We can create a temporary view from our dataframe, this view we can use to query from.

df.createOrReplaceTempView("my_temp_table")

# We can use spark sql to query from our view
df = spark.sql("""
select
    *
from
    my_temp_table
""")

df.show()

+---+----+----+----+-----+------+----------+
| id|cat1| val|cat2|count|double|      date|
+---+----+----+----+-----+------+----------+
|  1|   A|   2|   X|    3|   1.2|2019-06-14|
|  2|   B|   5|   X|    3|   1.2|2019-06-14|
|  2|   B|   5|   X|    3|   1.2|2024-05-14|
|  2|   B|   5|   X|    3|   1.2|      null|
|  2|   B|null|   X|    3|   3.3|      null|
|  2|   A|   5|   X| null|  null|2019-12-17|
|  4|   A|   9|null|    3|  0.23|2019-08-08|
|  4|   A|   9|null|    3|  0.23|2020-08-08|
|  4|   A|   9|   Y|    3|0.3654|1234-01-02|
|  4|   B|  10|   X|    1|   2.0|1234-01-02|
|  5|   A|   9|   X|    1|   9.0|8674-01-02|
|  4|   C|   3|   Z|    3|   7.0|9787-01-02|
+---+----+----+----+-----+------+----------+

A more complicated query that you might typically use.
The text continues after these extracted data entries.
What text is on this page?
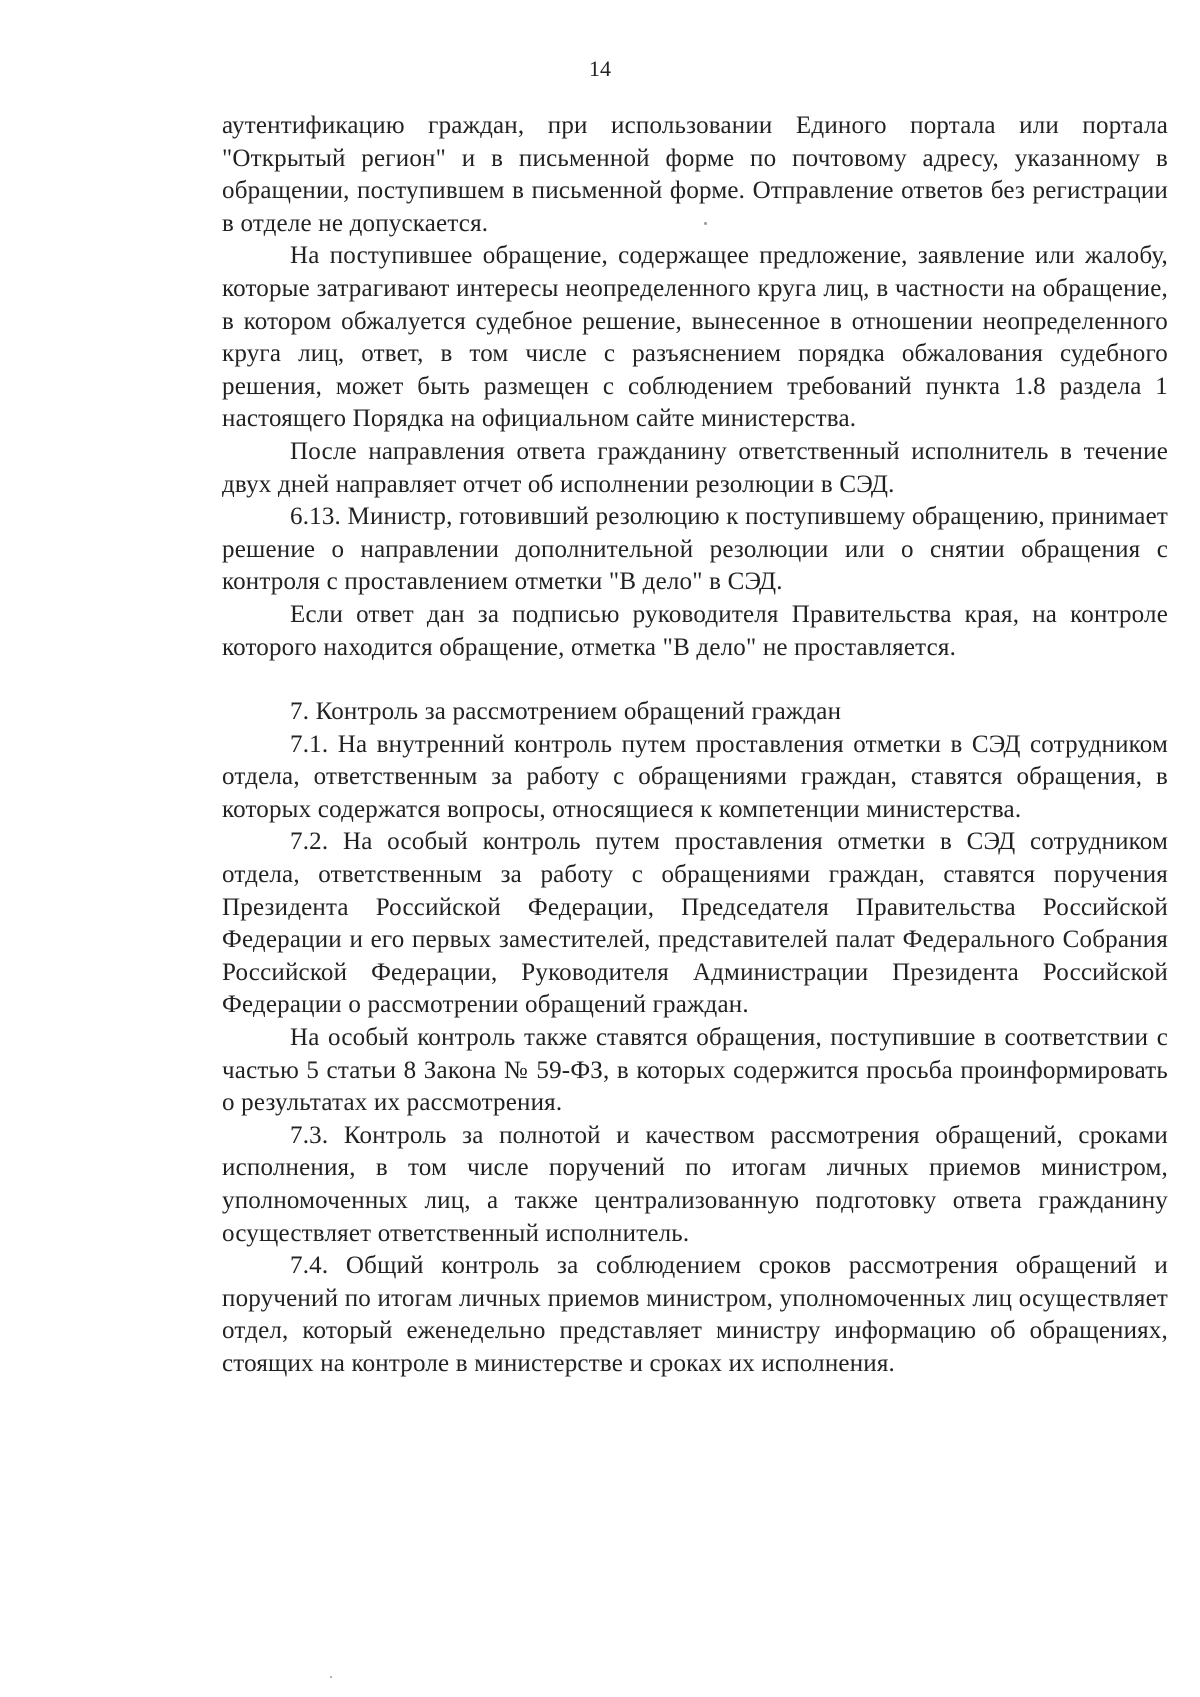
14

аутентификацию граждан, при использовании Единого портала или портала "Открытый регион" и в письменной форме по почтовому адресу, указанному в обращении, поступившем в письменной форме. Отправление ответов без регистрации в отделе не допускается.

На поступившее обращение, содержащее предложение, заявление или жалобу, которые затрагивают интересы неопределенного круга лиц, в частности на обращение, в котором обжалуется судебное решение, вынесенное в отношении неопределенного круга лиц, ответ, в том числе с разъяснением порядка обжалования судебного решения, может быть размещен с соблюдением требований пункта 1.8 раздела 1 настоящего Порядка на официальном сайте министерства.

После направления ответа гражданину ответственный исполнитель в течение двух дней направляет отчет об исполнении резолюции в СЭД.

6.13. Министр, готовивший резолюцию к поступившему обращению, принимает решение о направлении дополнительной резолюции или о снятии обращения с контроля с проставлением отметки "В дело" в СЭД.

Если ответ дан за подписью руководителя Правительства края, на контроле которого находится обращение, отметка "В дело" не проставляется.

7. Контроль за рассмотрением обращений граждан

7.1. На внутренний контроль путем проставления отметки в СЭД сотрудником отдела, ответственным за работу с обращениями граждан, ставятся обращения, в которых содержатся вопросы, относящиеся к компетенции министерства.

7.2. На особый контроль путем проставления отметки в СЭД сотрудником отдела, ответственным за работу с обращениями граждан, ставятся поручения Президента Российской Федерации, Председателя Правительства Российской Федерации и его первых заместителей, представителей палат Федерального Собрания Российской Федерации, Руководителя Администрации Президента Российской Федерации о рассмотрении обращений граждан.

На особый контроль также ставятся обращения, поступившие в соответствии с частью 5 статьи 8 Закона № 59-ФЗ, в которых содержится просьба проинформировать о результатах их рассмотрения.

7.3. Контроль за полнотой и качеством рассмотрения обращений, сроками исполнения, в том числе поручений по итогам личных приемов министром, уполномоченных лиц, а также централизованную подготовку ответа гражданину осуществляет ответственный исполнитель.

7.4. Общий контроль за соблюдением сроков рассмотрения обращений и поручений по итогам личных приемов министром, уполномоченных лиц осуществляет отдел, который еженедельно представляет министру информацию об обращениях, стоящих на контроле в министерстве и сроках их исполнения.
You can go crazy with this.

my_query_result = spark.sql("""
--- This is a comment
select 
    id as identifier,
    case 
        when cat1 == 'A' then 'B'
        when cat1 == 'B' then 'C'
        else 'Z'
    end as cat1,
    cast(val as double) as val_double,
    date
from
    my_temp_table
where
    date is not null
--- Limit is the Hive SQL version of T-SQL: top
limit 
    20
""")

my_query_result.show()

+----------+----+----------+----------+
|identifier|cat1|val_double|      date|
+----------+----+----------+----------+
|         1|   B|       2.0|2019-06-14|
|         2|   C|       5.0|2019-06-14|
|         2|   C|       5.0|2024-05-14|
|         2|   B|       5.0|2019-12-17|
|         4|   B|       9.0|2019-08-08|
|         4|   B|       9.0|2020-08-08|
|         4|   B|       9.0|1234-01-02|
|         4|   C|      10.0|1234-01-02|
|         5|   B|       9.0|8674-01-02|
|         4|   Z|       3.0|9787-01-02|
+----------+----+----------+----------+

Isn’t that nice. Using pyspark you are in the position to combine tradional SQL operations with Python.
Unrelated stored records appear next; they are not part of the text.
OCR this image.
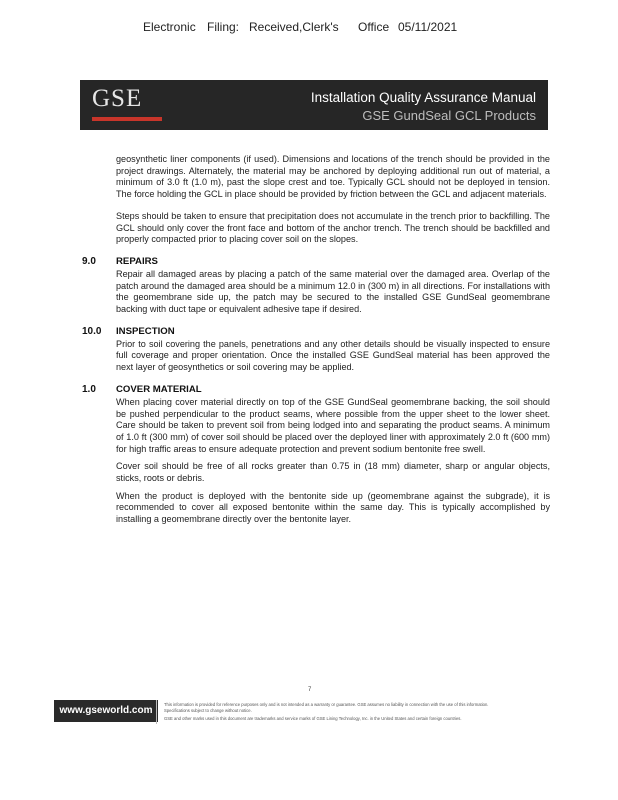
Electronic Filing: Received,Clerk's Office 05/11/2021
GSE	Installation Quality Assurance Manual
GSE GundSeal GCL Products

geosynthetic liner components (if used). Dimensions and locations of the trench should be provided in the project drawings. Alternately, the material may be anchored by deploying additional run out of material, a minimum of 3.0 ft (1.0 m), past the slope crest and toe. Typically GCL should not be deployed in tension. The force holding the GCL in place should be provided by friction between the GCL and adjacent materials.

Steps should be taken to ensure that precipitation does not accumulate in the trench prior to backfilling. The GCL should only cover the front face and bottom of the anchor trench. The trench should be backfilled and properly compacted prior to placing cover soil on the slopes.

9.0	REPAIRS

Repair all damaged areas by placing a patch of the same material over the damaged area. Overlap of the patch around the damaged area should be a minimum 12.0 in (300 m) in all directions. For installations with the geomembrane side up, the patch may be secured to the installed GSE GundSeal geomembrane backing with duct tape or equivalent adhesive tape if desired.

10.0	INSPECTION

Prior to soil covering the panels, penetrations and any other details should be visually inspected to ensure full coverage and proper orientation. Once the installed GSE GundSeal material has been approved the next layer of geosynthetics or soil covering may be applied.

1.0	COVER MATERIAL

When placing cover material directly on top of the GSE GundSeal geomembrane backing, the soil should be pushed perpendicular to the product seams, where possible from the upper sheet to the lower sheet. Care should be taken to prevent soil from being lodged into and separating the product seams. A minimum of 1.0 ft (300 mm) of cover soil should be placed over the deployed liner with approximately 2.0 ft (600 mm) for high traffic areas to ensure adequate protection and prevent sodium bentonite free swell.

Cover soil should be free of all rocks greater than 0.75 in (18 mm) diameter, sharp or angular objects, sticks, roots or debris.

When the product is deployed with the bentonite side up (geomembrane against the subgrade), it is recommended to cover all exposed bentonite within the same day. This is typically accomplished by installing a geomembrane directly over the bentonite layer.

7
www.gseworld.com
This information is provided for reference purposes only and is not intended as a warranty or guarantee. GSE assumes no liability in connection with the use of this information.
Specifications subject to change without notice.
GSE and other marks used in this document are trademarks and service marks of GSE Lining Technology, Inc. in the United States and certain foreign countries.
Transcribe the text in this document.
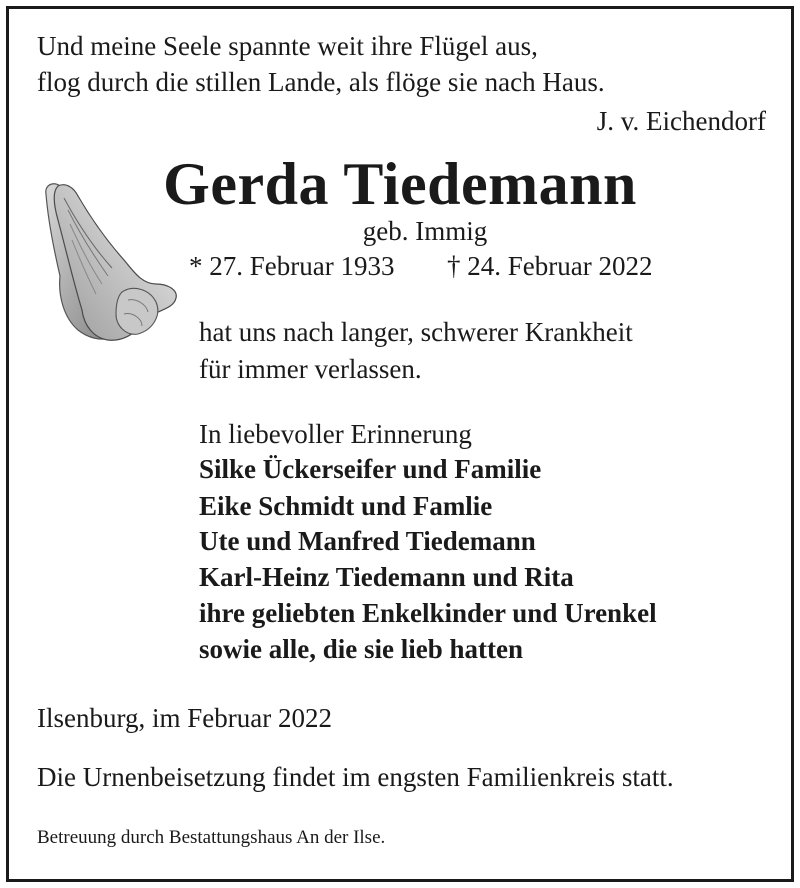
Und meine Seele spannte weit ihre Flügel aus,
flog durch die stillen Lande, als flöge sie nach Haus.
J. v. Eichendorf
Gerda Tiedemann
geb. Immig
* 27. Februar 1933 † 24. Februar 2022
hat uns nach langer, schwerer Krankheit
für immer verlassen.
In liebevoller Erinnerung
Silke Ückerseifer und Familie
Eike Schmidt und Famlie
Ute und Manfred Tiedemann
Karl-Heinz Tiedemann und Rita
ihre geliebten Enkelkinder und Urenkel
sowie alle, die sie lieb hatten
Ilsenburg, im Februar 2022
Die Urnenbeisetzung findet im engsten Familienkreis statt.
Betreuung durch Bestattungshaus An der Ilse.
For example, you can use multiline f-strings to perform variable substitution, or perform a bunch of queries in a loop: first create some df’s in a loop, and then join them. You can create really powerful and readible code in a few lines.
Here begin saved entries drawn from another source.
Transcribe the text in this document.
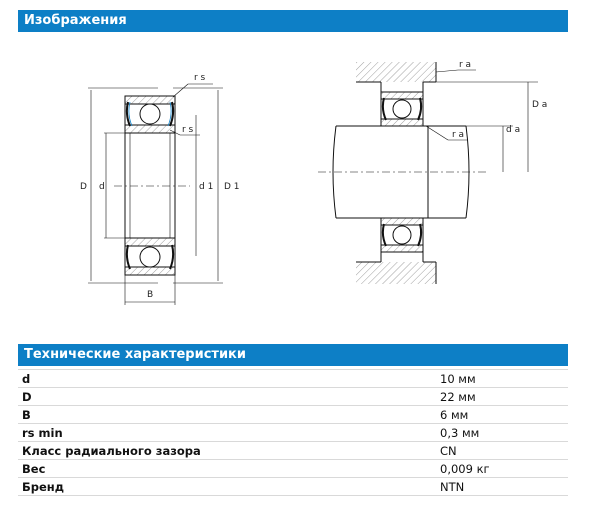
Изображения
r s
r s
D d	d 1 D 1
B
r a
r a
D a
d a
Технические характеристики
d	10 мм
D	22 мм
B	6 мм
rs min	0,3 мм
Класс радиального зазора	CN
Вес	0,009 кг
Бренд	NTN
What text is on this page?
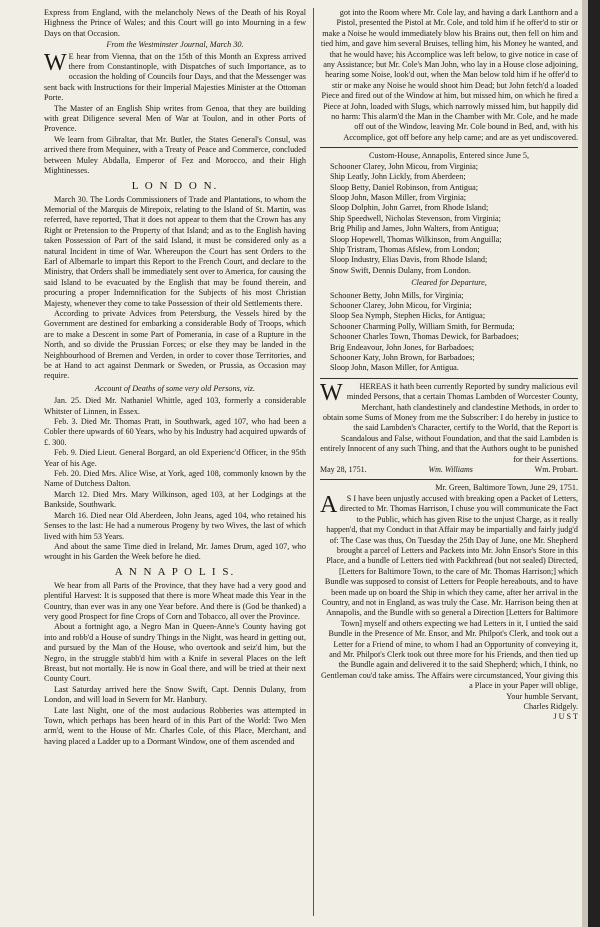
Express from England, with the melancholy News of the Death of his Royal Highness the Prince of Wales; and this Court will go into Mourning in a few Days on that Occasion.

From the Westminster Journal, March 30.

W E hear from Vienna, that on the 15th of this Month an Express arrived there from Constantinople, with Dispatches of such Importance, as to occasion the holding of Councils four Days, and that the Messenger was sent back with Instructions for their Imperial Majesties Minister at the Ottoman Porte.

The Master of an English Ship writes from Genoa, that they are building with great Diligence several Men of War at Toulon, and in other Ports of Provence.

We learn from Gibraltar, that Mr. Butler, the States General's Consul, was arrived there from Mequinez, with a Treaty of Peace and Commerce, concluded between Muley Abdalla, Emperor of Fez and Morocco, and their High Mightinesses.

L O N D O N.

March 30. The Lords Commissioners of Trade and Plantations, to whom the Memorial of the Marquis de Mirepoix, relating to the Island of St. Martin, was referred, have reported, That it does not appear to them that the Crown has any Right or Pretension to the Property of that Island; and as to the English having taken Possession of Part of the said Island, it must be considered only as a natural Incident in time of War. Whereupon the Court has sent Orders to the Earl of Albemarle to impart this Report to the French Court, and declare to the Ministry, that Orders shall be immediately sent over to America, for causing the said Island to be evacuated by the English that may be found therein, and procuring a proper Indemnification for the Subjects of his most Christian Majesty, whenever they come to take Possession of their old Settlements there.

According to private Advices from Petersburg, the Vessels hired by the Government are destined for embarking a considerable Body of Troops, which are to make a Descent in some Part of Pomerania, in case of a Rupture in the North, and so divide the Prussian Forces; or else they may be landed in the Neighbourhood of Bremen and Verden, in order to cover those Territories, and be at Hand to act against Denmark or Sweden, or Prussia, as Occasion may require.

Account of Deaths of some very old Persons, viz.

Jan. 25. Died Mr. Nathaniel Whittle, aged 103, formerly a considerable Whitster of Linnen, in Essex.

Feb. 3. Died Mr. Thomas Pratt, in Southwark, aged 107, who had been a Cobler there upwards of 60 Years, who by his Industry had acquired upwards of £. 300.

Feb. 9. Died Lieut. General Borgard, an old Experienc'd Officer, in the 95th Year of his Age.

Feb. 20. Died Mrs. Alice Wise, at York, aged 108, commonly known by the Name of Dutchess Dalton.

March 12. Died Mrs. Mary Wilkinson, aged 103, at her Lodgings at the Bankside, Southwark.

March 16. Died near Old Aberdeen, John Jeans, aged 104, who retained his Senses to the last: He had a numerous Progeny by two Wives, the last of which lived with him 53 Years.

And about the same Time died in Ireland, Mr. James Drum, aged 107, who wrought in his Garden the Week before he died.

A N N A P O L I S.

We hear from all Parts of the Province, that they have had a very good and plentiful Harvest: It is supposed that there is more Wheat made this Year in the Country, than ever was in any one Year before. And there is (God be thanked) a very good Prospect for fine Crops of Corn and Tobacco, all over the Province.

About a fortnight ago, a Negro Man in Queen-Anne's County having got into and robb'd a House of sundry Things in the Night, was heard in getting out, and pursued by the Man of the House, who overtook and seiz'd him, but the Negro, in the struggle stabb'd him with a Knife in several Places on the left Breast, but not mortally. He is now in Goal there, and will be tried at their next County Court.

Last Saturday arrived here the Snow Swift, Capt. Dennis Dulany, from London, and will load in Severn for Mr. Hanbury.

Late last Night, one of the most audacious Robberies was attempted in Town, which perhaps has been heard of in this Part of the World: Two Men arm'd, went to the House of Mr. Charles Cole, of this Place, Merchant, and having placed a Ladder up to a Dormant Window, one of them ascended and

got into the Room where Mr. Cole lay, and having a dark Lanthorn and a Pistol, presented the Pistol at Mr. Cole, and told him if he offer'd to stir or make a Noise he would immediately blow his Brains out, then fell on him and tied him, and gave him several Bruises, telling him, his Money he wanted, and that he would have; his Accomplice was left below, to give notice in case of any Assistance; but Mr. Cole's Man John, who lay in a House close adjoining, hearing some Noise, look'd out, when the Man below told him if he offer'd to stir or make any Noise he would shoot him Dead; but John fetch'd a loaded Piece and fired out of the Window at him, but missed him, on which he fired a Piece at John, loaded with Slugs, which narrowly missed him, but happily did no harm: This alarm'd the Man in the Chamber with Mr. Cole, and he made off out of the Window, leaving Mr. Cole bound in Bed, and, with his Accomplice, got off before any help came; and are as yet undiscovered.

Custom-House, Annapolis, Entered since June 5,

Schooner Clarey, John Micou, from Virginia;
Ship Leatly, John Lickly, from Aberdeen;
Sloop Betty, Daniel Robinson, from Antigua;
Sloop John, Mason Miller, from Virginia;
Sloop Dolphin, John Garret, from Rhode Island;
Ship Speedwell, Nicholas Stevenson, from Virginia;
Brig Philip and James, John Walters, from Antigua;
Sloop Hopewell, Thomas Wilkinson, from Anguilla;
Ship Tristram, Thomas Afslew, from London;
Sloop Industry, Elias Davis, from Rhode Island;
Snow Swift, Dennis Dulany, from London.

Cleared for Departure,

Schooner Betty, John Mills, for Virginia;
Schooner Clarey, John Micou, for Virginia;
Sloop Sea Nymph, Stephen Hicks, for Antigua;
Schooner Charming Polly, William Smith, for Bermuda;
Schooner Charles Town, Thomas Dewick, for Barbadoes;
Brig Endeavour, John Jones, for Barbadoes;
Schooner Katy, John Brown, for Barbadoes;
Sloop John, Mason Miller, for Antigua.

W HEREAS it hath been currently Reported by sundry malicious evil minded Persons, that a certain Thomas Lambden of Worcester County, Merchant, hath clandestinely and clandestine Methods, in order to obtain some Sums of Money from me the Subscriber: I do hereby in justice to the said Lambden's Character, certify to the World, that the Report is Scandalous and False, without Foundation, and that the said Lambden is entirely Innocent of any such Thing, and that the Authors ought to be punished for their Assertions.

May 28, 1751.	Wm. Williams	Wm. Probart.

Mr. Green, Baltimore Town, June 29, 1751.

A S I have been unjustly accused with breaking open a Packet of Letters, directed to Mr. Thomas Harrison, I chuse you will communicate the Fact to the Public, which has given Rise to the unjust Charge, as it really happen'd, that my Conduct in that Affair may be impartially and fairly judg'd of: The Case was thus, On Tuesday the 25th Day of June, one Mr. Shepherd brought a parcel of Letters and Packets into Mr. John Ensor's Store in this Place, and a bundle of Letters tied with Packthread (but not sealed) Directed, [Letters for Baltimore Town, to the care of Mr. Thomas Harrison;] which Bundle was supposed to consist of Letters for People hereabouts, and to have been made up on board the Ship in which they came, after her arrival in the Country, and not in England, as was truly the Case. Mr. Harrison being then at Annapolis, and the Bundle with so general a Direction [Letters for Baltimore Town] myself and others expecting we had Letters in it, I untied the said Bundle in the Presence of Mr. Ensor, and Mr. Philpot's Clerk, and took out a Letter for a Friend of mine, to whom I had an Opportunity of conveying it, and Mr. Philpot's Clerk took out three more for his Friends, and then tied up the Bundle again and delivered it to the said Shepherd; which, I think, no Gentleman cou'd take amiss. The Affairs were circumstanced, Your giving this a Place in your Paper will oblige,

Your humble Servant,

Charles Ridgely.

J U S T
So when to use SQL and when to use pyspark code? I like to use SQL for simple operations, or if you need to communicate with your business intelligence colleagues. Also what I saw often, is that the initial query of the data was performed using Hive SQL but manipulations after the initial SQL where done using Pyspark.

As soon as you find yourself writing a large and unreadable query, its definitely time to switch to pyspark code.

Continue from here

Learn to use spark efficiently (look into caching your data manipulations). Read the documentation and have fun!